OW: When did you first encounter Maria Callas and what is your favorite recording by Callas?

AP: I first heard her when I was 25 at the Conservatory, very late, but on the other hand in my family, in my life before, there was no opera. I heard her in Casta Diva in “Norma” and there I decided to change my life. The truth is that I am a fan: in Paris I go see her places, here in Athens also, in short, I always take her with me. I am very inspired by her and also with this Medea I will follow the libretto, the score, but also her.

OW: The music of Cherubini is often said to be some of the most difficult in the repertoire. Why do you think that is true?

AP: It is said that Cherubini’ss music is the most difficult, and from the first reading, I considered it very complex because the score touches so many registers, from the light lyric soprano to the spinto lyric soprano to the dramatic, so you need a very wide voice that touches all these registers; it is clearly difficult to manage all these vocalities. Then it is very long and you have to manage so that you arrive at the end with your voice still fresh. That said, there are other roles with very difficult scores, so while you are aware of all the difficulties, you can cope.

OW: Tell me about the challenges of this work and how have you prepared for those.

AP: First I listened to a lot to different singers, conductors, and orchestras. Then I started reading the score, then I got into the details, the so-called dechiffrage, playing the score myself on the piano note by note, then with my pianist. Then I got into the libretto, combining it with different readings, from Cherubini’s work to other interpretations of the character. In the end, the hardest part to deal with remained,
the length of the libretto, its memorization, so much so that I even copied it all by hand into a notebook to help me.

OW: Tell me about working on David McVicar’s production. How does it help you get into the character and what have you learned about the character from this production?

AP: I must say that I find it wonderful and it helps both me and the audience to understand who Medea is: there is Medea’s magical side, the maternal side, the friendly side with Neris, the vengeful side. There is also the love for her man whom she does not want to let go. McVicar really touches all the emotions and all the steps of Medea’s transformation in what is really a journey of this woman’s soul. I loved the production even before thanks to the Met’s videos and so I immediately entered into this atmosphere, where McVicar really did a great psychological work on this character who carries all the action and all the drama on her shoulders.

Then there is a lot of physical action because he sees Medea as a snake, a chthonic being, so I am often on the ground. There is also a fight with soldiers with a lot of physicality. In this production the masculinity of Medea is emphasized and this interpretation is beautiful but adds a further element of difficulty in my work on the stage.

OW: Medea is on the stage all the time. How do you pace yourself when doing this opera?

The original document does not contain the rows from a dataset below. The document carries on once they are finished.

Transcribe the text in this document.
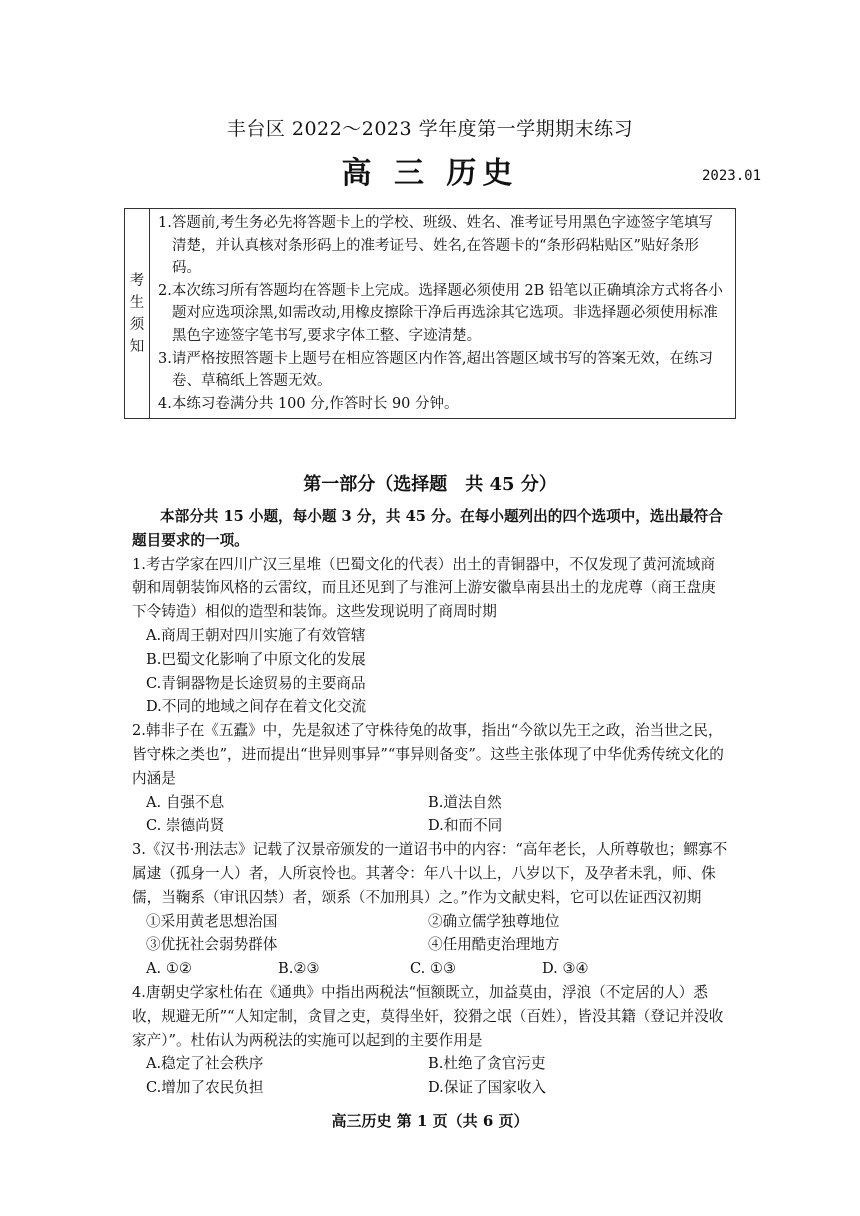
丰台区 2022～2023 学年度第一学期期末练习
高 三 历史	2023.01
考
生
须
知

1.答题前,考生务必先将答题卡上的学校、班级、姓名、准考证号用黑色字迹签字笔填写清楚，并认真核对条形码上的准考证号、姓名,在答题卡的“条形码粘贴区”贴好条形码。
2.本次练习所有答题均在答题卡上完成。选择题必须使用 2B 铅笔以正确填涂方式将各小题对应选项涂黑,如需改动,用橡皮擦除干净后再选涂其它选项。非选择题必须使用标准黑色字迹签字笔书写,要求字体工整、字迹清楚。
3.请严格按照答题卡上题号在相应答题区内作答,超出答题区域书写的答案无效，在练习卷、草稿纸上答题无效。
4.本练习卷满分共 100 分,作答时长 90 分钟。
第一部分（选择题　共 45 分）
本部分共 15 小题，每小题 3 分，共 45 分。在每小题列出的四个选项中，选出最符合题目要求的一项。
1.考古学家在四川广汉三星堆（巴蜀文化的代表）出土的青铜器中，不仅发现了黄河流域商朝和周朝装饰风格的云雷纹，而且还见到了与淮河上游安徽阜南县出土的龙虎尊（商王盘庚下令铸造）相似的造型和装饰。这些发现说明了商周时期
A.商周王朝对四川实施了有效管辖
B.巴蜀文化影响了中原文化的发展
C.青铜器物是长途贸易的主要商品
D.不同的地域之间存在着文化交流
2.韩非子在《五蠹》中，先是叙述了守株待兔的故事，指出“今欲以先王之政，治当世之民，皆守株之类也”，进而提出“世异则事异”“事异则备变”。这些主张体现了中华优秀传统文化的内涵是
A. 自强不息	B.道法自然
C. 崇德尚贤	D.和而不同
3.《汉书·刑法志》记载了汉景帝颁发的一道诏书中的内容：“高年老长，人所尊敬也；鳏寡不属逮（孤身一人）者，人所哀怜也。其著令：年八十以上，八岁以下，及孕者未乳，师、侏儒，当鞠系（审讯囚禁）者，颂系（不加刑具）之。”作为文献史料，它可以佐证西汉初期
①采用黄老思想治国	②确立儒学独尊地位
③优抚社会弱势群体	④任用酷吏治理地方
A. ①②	B.②③	C. ①③	D. ③④
4.唐朝史学家杜佑在《通典》中指出两税法“恒额既立，加益莫由，浮浪（不定居的人）悉收，规避无所”“人知定制，贪冒之吏，莫得坐奸，狡猾之氓（百姓），皆没其籍（登记并没收家产）”。杜佑认为两税法的实施可以起到的主要作用是
A.稳定了社会秩序	B.杜绝了贪官污吏
C.增加了农民负担	D.保证了国家收入
高三历史 第 1 页（共 6 页）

AP: Yes, I am always on stage from the middle of the first act and I don’t leave. It has already happened to me with other roles and I know that this helps to stay focused on the character. Of course, considerable physical strength is required, but in the end, it is very natural to get into character and never come out of it until the end.

OW: Tell me about working with your fellow cast members.

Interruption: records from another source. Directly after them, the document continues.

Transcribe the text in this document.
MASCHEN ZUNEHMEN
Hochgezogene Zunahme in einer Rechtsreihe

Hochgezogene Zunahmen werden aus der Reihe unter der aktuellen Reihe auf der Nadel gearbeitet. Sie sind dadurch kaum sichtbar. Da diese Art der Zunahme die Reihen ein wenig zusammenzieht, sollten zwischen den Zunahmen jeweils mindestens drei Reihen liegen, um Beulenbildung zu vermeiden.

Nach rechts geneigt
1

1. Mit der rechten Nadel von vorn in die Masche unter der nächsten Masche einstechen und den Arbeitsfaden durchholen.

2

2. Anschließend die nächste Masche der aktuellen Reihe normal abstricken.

AP: The work with the cast has been good. The relationship with Jason is the most important in the two big duets, even though Medea is very much a solo role. However, the relationships are very good and we are working very well together, starting with the director who is taking over the production, Jonathan Loy. He is working very well on Medea and has helped me together with the choreographer to understand Medea’s bipolarity. The team is very close and I’m sure it will be understood.

OW: What excites you about this Medea?

AP: Everything. I am looking forward to singing this role, which for me is the mother of all soprano roles. I am excited, happy, honored. When I sing Medea I am the first to get so excited. This moment has finally arrived and now I want to enjoy it to the fullest, hoping that I can also communicate my passion for this opera to the public. The dream would be to sing it again soon in Italy too.